Escape From Guantanamo Bay -2008 - Harold Amp- Kumar

Escape From Guantanamo Bay -2008 - Harold Amp- Kumar

NPH returns as the “extreme hetero” fictional version of himself, now addicted to cum and honey? It’s weird. It’s chaotic. It’s the funniest cameo in the franchise. Watching him fire a shotgun with a beer helmet on while screaming about “battleshits” is pure lunacy.

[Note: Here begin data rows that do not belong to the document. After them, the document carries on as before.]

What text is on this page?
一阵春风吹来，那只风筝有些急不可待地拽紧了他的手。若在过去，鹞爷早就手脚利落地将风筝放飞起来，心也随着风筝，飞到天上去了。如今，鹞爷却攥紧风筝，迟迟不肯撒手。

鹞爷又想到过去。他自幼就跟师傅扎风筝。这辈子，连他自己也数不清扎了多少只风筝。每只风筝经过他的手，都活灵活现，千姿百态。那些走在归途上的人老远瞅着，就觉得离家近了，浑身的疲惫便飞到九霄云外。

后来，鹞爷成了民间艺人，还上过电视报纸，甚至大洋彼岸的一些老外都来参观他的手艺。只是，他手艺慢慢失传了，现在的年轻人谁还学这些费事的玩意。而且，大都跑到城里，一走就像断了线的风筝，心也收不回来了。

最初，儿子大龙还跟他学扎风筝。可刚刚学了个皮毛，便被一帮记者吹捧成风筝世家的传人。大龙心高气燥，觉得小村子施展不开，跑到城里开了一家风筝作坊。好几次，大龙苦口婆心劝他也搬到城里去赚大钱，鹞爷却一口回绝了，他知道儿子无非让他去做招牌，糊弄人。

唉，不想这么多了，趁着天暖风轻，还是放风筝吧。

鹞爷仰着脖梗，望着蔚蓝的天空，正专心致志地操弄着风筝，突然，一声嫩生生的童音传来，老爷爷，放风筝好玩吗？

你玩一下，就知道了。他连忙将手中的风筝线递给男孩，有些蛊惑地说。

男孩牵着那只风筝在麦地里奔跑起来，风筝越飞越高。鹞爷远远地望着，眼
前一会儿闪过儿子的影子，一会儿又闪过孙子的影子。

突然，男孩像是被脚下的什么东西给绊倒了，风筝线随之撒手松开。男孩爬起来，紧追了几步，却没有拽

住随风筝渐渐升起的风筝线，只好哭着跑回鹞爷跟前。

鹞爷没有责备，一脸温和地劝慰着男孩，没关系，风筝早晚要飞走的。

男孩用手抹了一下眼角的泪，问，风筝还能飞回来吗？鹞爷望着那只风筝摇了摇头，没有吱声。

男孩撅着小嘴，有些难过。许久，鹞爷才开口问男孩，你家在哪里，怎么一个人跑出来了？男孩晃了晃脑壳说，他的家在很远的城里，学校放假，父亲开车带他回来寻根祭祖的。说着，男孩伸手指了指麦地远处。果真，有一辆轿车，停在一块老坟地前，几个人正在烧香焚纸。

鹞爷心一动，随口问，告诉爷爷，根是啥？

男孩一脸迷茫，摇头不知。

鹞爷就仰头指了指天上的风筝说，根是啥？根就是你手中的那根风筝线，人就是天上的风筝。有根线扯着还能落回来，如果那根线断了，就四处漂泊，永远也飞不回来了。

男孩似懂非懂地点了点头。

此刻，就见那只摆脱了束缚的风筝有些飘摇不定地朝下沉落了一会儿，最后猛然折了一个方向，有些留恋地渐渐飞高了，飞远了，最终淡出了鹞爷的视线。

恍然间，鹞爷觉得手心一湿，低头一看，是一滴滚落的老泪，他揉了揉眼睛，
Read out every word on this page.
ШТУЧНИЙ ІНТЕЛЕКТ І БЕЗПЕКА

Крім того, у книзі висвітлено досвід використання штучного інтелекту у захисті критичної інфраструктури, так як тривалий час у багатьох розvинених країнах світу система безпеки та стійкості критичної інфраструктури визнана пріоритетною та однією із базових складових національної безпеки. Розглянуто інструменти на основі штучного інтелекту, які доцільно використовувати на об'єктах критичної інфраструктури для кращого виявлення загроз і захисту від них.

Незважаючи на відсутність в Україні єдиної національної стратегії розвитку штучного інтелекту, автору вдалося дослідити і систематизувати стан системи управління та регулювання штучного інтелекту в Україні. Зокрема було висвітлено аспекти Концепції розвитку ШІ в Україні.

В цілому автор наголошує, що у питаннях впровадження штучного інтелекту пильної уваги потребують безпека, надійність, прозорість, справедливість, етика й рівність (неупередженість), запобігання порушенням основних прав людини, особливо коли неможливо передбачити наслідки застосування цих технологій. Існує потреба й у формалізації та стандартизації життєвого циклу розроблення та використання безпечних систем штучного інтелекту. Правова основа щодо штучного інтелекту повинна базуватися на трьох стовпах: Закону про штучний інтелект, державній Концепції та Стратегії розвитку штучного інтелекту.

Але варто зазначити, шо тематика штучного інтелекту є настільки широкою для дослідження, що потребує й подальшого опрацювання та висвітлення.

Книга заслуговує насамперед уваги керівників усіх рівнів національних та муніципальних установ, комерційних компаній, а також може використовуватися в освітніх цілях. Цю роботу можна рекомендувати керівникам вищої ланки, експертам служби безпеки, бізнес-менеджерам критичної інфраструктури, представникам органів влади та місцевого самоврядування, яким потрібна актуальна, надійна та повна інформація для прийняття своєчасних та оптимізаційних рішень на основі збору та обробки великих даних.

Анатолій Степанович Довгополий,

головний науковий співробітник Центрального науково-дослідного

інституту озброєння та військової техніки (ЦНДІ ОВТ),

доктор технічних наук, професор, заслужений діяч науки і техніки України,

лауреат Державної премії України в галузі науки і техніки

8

Release Date: April 25, 2008 Starring: John Cho, Kal Penn, Neil Patrick Harris Tagline: This time, they’re running from the joint. Harold Amp- Kumar Escape From Guantanamo Bay -2008

From there, the duo escapes (obviously) and spends the rest of the movie trying to clear their names while running through the Deep South, a Klan rally, and—naturally—the Texas home of George W. Bush. 1. The Political Satire is Surprisingly Sharp Yes, there is a joke about a “butt bong.” But there’s also a surprisingly smart critique of post-9/11 paranoia. The film argues that the only difference between a white kid with a bong and two brown kids with a bong is the color of their skin. It’s broad comedy, but the message lands: racial profiling is absurd, terrifying, and—in this universe—silly enough to escape from. NPH returns as the “extreme hetero” fictional version

3.5/4 Cheech & Chong posters Best paired with: A brownie. A strong one. And a willingness to laugh at the apocalypse. It’s the funniest cameo in the franchise

The 2004 original, White Castle , was a cult classic about the munchies. The 2008 sequel? It’s a raunchy, absurdist road trip that somehow has the audacity to turn a real-life American military prison into a punchline— The Plot (As If Logic Matters) Picking up immediately after the first film, Harold (John Cho) and Kumar (Kal Penn) are on a flight to Amsterdam to escape the drama (and a certain hungry raccoon). But when Kumar tries to light his new "homemade contraption" (a giant bong made from a water bottle) in the airplane bathroom, security mistakes it for a bomb.